2) Une réforme structurelle des systèmes de retraite est indispensable ; l’allongement de la durée de cotisation ou le report de l’âge de la retraite risquent d’être inefficaces en l’absence d’une réforme profonde de la formation tout au long de la vie et du marché du travail devant permettre d’instaurer plus de mobilité et de sécurité (« flex-sécurité »), et s’accompagner d’un allègement des charges sociales indispensable à la lutte contre le chômage et au relèvement du taux d’emploi.
3) Une réforme fiscale globale est donc indispensable. Elle devrait passer par une augmentation de la CSG (contribution sociale généralisée), voire l’instauration d’une TVA (taxe sur la valeur ajoutée) sociale.
4) Il est urgent de donner une nouvelle impulsion à l’Union européenne au travers d’un Pacte pour la compétitivité et l’emploi permettant l’assainissement des finances publiques, et l’adoption d’une nouvelle stratégie de développement économique et de cohésion sociale.
5) Enfin, l’on y soulignait que les mesures proposées – dont la mise en œuvre et les bénéfices ne seraient pas immédiats – devaient s’inscrire dans un projet collectif à long terme suffisamment mobilisateur pour surmonter la résistance au changement particulièrement forte en France.
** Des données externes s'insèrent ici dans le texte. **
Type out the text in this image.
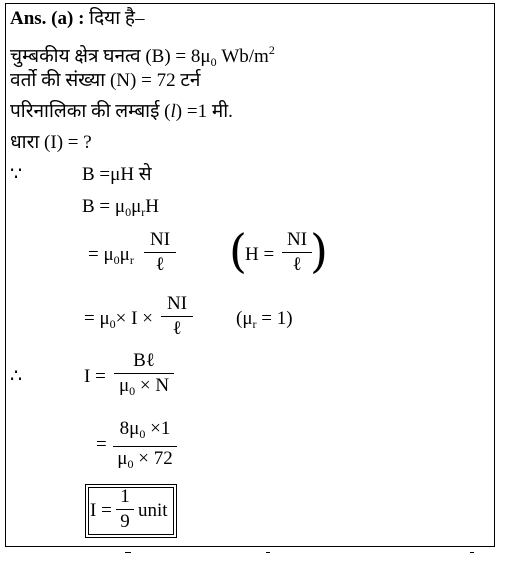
Ans. (a) : दिया है–
चुम्बकीय क्षेत्र घनत्व $(B) = 8\mu_0$ $Wb/m^2$
वर्तो की संख्या (N) = 72 टर्न
परिनालिका की लम्बाई (l) =1 मी.
धारा (I) = ?
∵	B =μH से
$B = \mu_0\mu_rH$
= $\mu_0\mu_r$
NI
ℓ (
H =
NI
ℓ )
= $\mu_0\times I$ ×
NI
ℓ	$(\mu_r = 1)$
∴	I =
Bℓ
$\mu_0 \times N$
=
$8\mu_0 \times 1$
$\mu_0 \times 72$
I =
1
9
unit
Tout, ou presque, reste à faire.
[1]. Voir par exemple, Sarr Felwine, Afrotopia, Paris : éd. Philippe Rey, 2016.
[2]. La Conférence internationale sur l’émergence de l’Afrique (CIEA), Dakar, janvier 2019.
[3]. Notamment Jouvenel Hugues (de) et Parant Alain, L’Avenir du système français de protection sociale, Paris : Futuribles International, 2013.